Among the grounds alleged by the defendant is that the property in an arson case must be alleged and proven to be the property of the tenant in possession. Arson is not simply a burning. It is the burning of a dwelling house and is, therefore, directed against the person either in the dwelling house or who has a right to the dwelling *417house, and, therefore, the property must be alleged in a case of arson to be the property of the person whose dwelling it then was; otherwise, it would be simply burning, and arson is made the oifense of burning a dwelling house and is a much more serious oifense under our law than simply burning a building.

. Objection is made that the indictment alleged that the property burned was the property of William Schwartz, Trustee, and it is contended that since Arthur Williams is the proven tenant of, at least, part of the property and Herman Wilson was the tenant of the remaining part of the property, that the proof does not sustain the indictment and that the indictment should have alleged the house to have been the property of the person in possession.

There is no proof whatever to sustain the indictment that the property was of William Schwartz, Trustee.

The authorities seem all to agree that an indictment for arson should allege the property as the property of him in whose possession it then was. In 2 Wharton’s Criminal Law (12th Ed.), page 1361, it is said:

“The house must not be described as the house of the owner of the fee if in effect at the time another has the actual occupancy, but it must be described as a dwelling house of him whose dwelling it then is.”

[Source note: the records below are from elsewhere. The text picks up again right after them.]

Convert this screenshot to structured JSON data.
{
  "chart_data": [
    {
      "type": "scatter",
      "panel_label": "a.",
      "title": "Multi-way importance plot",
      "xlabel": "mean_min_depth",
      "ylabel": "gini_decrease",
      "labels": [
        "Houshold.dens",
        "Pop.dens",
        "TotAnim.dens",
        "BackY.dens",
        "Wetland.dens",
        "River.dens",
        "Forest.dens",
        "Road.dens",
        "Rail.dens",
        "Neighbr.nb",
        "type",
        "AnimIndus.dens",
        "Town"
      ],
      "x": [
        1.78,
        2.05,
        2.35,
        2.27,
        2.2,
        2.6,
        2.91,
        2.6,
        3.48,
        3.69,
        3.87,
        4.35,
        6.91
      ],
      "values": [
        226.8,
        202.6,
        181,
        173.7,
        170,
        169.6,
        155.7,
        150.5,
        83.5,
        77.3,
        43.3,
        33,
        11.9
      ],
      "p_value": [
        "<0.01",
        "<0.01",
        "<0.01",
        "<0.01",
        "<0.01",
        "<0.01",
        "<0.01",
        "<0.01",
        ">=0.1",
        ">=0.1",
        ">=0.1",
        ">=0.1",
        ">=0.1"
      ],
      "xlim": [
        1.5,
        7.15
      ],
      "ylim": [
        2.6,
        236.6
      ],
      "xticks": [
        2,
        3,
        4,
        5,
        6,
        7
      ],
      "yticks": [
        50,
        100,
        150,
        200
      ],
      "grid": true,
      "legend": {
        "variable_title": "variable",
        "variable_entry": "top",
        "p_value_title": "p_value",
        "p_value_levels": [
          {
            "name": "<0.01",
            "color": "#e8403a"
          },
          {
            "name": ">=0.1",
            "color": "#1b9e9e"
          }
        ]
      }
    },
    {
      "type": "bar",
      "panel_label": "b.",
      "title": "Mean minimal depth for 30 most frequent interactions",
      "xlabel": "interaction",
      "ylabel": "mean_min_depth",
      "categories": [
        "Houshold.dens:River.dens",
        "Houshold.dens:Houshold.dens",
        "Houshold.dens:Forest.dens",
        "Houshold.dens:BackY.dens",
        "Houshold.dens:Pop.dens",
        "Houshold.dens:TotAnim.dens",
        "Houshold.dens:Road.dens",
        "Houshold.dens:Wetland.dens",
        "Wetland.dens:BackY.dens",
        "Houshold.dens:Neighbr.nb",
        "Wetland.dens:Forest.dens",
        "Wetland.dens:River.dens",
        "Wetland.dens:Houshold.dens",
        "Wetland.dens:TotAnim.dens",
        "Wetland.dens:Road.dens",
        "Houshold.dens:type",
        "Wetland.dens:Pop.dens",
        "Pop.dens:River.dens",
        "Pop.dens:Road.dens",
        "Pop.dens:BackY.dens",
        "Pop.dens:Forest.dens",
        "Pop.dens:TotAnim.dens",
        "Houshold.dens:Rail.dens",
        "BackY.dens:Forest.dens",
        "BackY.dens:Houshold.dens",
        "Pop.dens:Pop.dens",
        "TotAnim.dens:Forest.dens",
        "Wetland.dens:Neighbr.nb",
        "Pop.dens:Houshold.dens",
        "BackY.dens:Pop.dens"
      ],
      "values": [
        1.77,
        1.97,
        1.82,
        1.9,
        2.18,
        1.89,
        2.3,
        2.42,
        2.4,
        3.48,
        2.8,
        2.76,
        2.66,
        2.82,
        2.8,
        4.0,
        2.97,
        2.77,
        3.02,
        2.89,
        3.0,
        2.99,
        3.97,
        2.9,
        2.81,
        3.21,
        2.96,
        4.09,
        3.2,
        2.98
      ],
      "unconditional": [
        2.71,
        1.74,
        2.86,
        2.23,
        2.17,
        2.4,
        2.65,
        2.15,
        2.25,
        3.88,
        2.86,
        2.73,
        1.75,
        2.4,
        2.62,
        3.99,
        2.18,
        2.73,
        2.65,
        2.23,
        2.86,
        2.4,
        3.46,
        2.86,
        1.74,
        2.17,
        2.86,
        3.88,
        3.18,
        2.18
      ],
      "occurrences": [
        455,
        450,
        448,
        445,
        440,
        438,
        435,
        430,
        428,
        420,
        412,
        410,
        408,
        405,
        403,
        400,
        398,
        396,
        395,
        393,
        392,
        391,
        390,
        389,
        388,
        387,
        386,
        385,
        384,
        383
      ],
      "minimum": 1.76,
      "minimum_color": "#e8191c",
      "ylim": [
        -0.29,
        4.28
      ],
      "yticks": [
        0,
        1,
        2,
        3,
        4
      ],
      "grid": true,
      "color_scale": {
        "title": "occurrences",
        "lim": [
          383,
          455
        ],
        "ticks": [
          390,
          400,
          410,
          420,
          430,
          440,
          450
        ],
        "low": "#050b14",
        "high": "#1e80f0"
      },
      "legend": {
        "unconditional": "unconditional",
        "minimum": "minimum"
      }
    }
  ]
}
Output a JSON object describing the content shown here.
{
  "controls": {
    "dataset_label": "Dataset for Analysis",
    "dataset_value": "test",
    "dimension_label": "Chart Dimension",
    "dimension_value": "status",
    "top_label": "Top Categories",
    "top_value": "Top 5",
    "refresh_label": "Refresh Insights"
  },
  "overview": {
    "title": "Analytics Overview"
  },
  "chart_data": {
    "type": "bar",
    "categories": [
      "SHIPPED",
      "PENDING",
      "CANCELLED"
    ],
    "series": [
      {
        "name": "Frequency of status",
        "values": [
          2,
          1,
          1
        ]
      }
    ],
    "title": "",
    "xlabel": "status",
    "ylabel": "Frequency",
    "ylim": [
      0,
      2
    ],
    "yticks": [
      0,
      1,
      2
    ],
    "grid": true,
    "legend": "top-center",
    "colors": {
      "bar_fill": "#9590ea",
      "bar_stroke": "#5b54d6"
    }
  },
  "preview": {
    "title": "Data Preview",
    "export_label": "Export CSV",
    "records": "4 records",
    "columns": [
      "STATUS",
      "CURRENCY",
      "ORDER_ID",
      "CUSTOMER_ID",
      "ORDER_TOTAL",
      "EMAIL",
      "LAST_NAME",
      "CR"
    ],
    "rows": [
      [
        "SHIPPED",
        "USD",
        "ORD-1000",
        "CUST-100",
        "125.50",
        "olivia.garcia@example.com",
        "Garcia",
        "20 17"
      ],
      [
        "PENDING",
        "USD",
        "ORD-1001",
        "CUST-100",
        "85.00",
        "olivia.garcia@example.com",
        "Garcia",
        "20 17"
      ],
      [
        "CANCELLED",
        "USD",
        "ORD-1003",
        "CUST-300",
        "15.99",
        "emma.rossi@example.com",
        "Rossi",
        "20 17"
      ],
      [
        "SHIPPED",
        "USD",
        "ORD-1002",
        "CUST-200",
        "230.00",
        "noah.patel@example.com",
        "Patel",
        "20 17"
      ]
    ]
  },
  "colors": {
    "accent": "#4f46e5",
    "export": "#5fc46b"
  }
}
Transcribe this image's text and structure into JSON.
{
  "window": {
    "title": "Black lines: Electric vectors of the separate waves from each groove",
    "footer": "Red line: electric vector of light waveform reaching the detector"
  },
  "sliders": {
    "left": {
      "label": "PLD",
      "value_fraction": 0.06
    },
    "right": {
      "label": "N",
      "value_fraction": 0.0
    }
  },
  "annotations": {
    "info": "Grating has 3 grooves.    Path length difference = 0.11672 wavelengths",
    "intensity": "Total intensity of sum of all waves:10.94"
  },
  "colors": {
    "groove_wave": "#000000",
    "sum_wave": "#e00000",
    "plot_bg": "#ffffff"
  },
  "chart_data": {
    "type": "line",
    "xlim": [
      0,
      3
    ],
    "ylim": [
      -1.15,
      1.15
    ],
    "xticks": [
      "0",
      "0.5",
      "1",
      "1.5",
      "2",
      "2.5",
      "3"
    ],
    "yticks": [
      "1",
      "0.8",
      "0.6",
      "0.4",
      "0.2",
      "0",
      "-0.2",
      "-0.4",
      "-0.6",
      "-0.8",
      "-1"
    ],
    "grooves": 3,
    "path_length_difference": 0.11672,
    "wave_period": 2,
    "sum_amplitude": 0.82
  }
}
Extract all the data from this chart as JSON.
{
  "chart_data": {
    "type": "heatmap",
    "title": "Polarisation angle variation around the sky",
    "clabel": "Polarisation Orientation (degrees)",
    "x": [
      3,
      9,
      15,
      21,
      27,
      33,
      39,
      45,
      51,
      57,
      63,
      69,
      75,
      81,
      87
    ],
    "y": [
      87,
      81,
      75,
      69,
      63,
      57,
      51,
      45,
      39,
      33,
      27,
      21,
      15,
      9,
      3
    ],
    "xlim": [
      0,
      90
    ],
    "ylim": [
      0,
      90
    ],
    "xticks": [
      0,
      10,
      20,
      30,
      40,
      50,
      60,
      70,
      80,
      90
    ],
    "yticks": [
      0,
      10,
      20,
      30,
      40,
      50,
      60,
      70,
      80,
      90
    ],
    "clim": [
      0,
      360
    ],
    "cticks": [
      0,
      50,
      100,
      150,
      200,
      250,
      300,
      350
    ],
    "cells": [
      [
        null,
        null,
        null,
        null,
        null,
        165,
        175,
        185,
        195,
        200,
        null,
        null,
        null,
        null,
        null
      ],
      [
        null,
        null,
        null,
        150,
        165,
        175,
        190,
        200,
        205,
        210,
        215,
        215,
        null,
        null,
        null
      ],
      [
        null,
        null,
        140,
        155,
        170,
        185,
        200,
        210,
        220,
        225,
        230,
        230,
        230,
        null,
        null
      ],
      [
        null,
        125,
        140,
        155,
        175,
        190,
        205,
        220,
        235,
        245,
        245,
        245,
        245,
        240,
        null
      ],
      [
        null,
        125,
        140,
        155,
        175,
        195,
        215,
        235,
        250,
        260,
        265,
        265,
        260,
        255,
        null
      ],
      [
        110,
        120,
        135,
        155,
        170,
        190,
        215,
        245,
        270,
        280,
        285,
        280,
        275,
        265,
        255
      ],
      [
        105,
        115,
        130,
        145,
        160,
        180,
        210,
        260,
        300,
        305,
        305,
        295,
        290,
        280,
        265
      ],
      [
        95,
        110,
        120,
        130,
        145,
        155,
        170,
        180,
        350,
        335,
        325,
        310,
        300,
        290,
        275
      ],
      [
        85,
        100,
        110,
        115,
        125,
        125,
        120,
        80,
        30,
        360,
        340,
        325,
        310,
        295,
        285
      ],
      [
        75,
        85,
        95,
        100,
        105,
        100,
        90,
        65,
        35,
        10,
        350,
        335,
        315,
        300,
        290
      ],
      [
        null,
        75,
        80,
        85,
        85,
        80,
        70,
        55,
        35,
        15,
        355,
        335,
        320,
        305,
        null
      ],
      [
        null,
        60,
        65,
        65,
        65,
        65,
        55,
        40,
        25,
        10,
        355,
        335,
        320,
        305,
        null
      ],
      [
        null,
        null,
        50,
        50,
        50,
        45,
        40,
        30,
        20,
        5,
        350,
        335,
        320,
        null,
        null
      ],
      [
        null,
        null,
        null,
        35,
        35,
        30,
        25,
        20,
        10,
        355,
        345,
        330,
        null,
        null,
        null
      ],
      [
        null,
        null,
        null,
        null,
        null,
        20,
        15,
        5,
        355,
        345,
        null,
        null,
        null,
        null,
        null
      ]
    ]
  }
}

2 Archbold Criminal Pl. and Pr. shows the form of indictment to have been that the property was alleged as of the person in whose “possession” it was.

In People v. Gates, 15 Wend. (N. Y.) 159, it was held that where the building burned was alleged in the indictment as the building of the owner and proof was that it was in the possession of the tenant that the accused could not be convicted.

In Hicks v. State, 43 Fla. 171, 29 So. 631, where the property was alleged to have been the property of Wesley Hearn, and it was shown that he was the owner, but not in possession, a verdict of guilty was reversed. The reason *418is that arson is not an offense against the house simply as a piece of real estate in which the owner is interested, but is an offense solely directed against the person in possession. It is an offense against the habitation or dwelling house of the person and the party against whom the offense is committed is not the owner of the property but is the party entitled to the possession or the dweller in the particular property or house.

I have come to this conclusion with reluctance, but, under the circumstances, there is no legal alternative. I must, therefore, direct you to find a verdict in favor of the defendant or of not guilty.

Verdict, not guilty as to both defendants.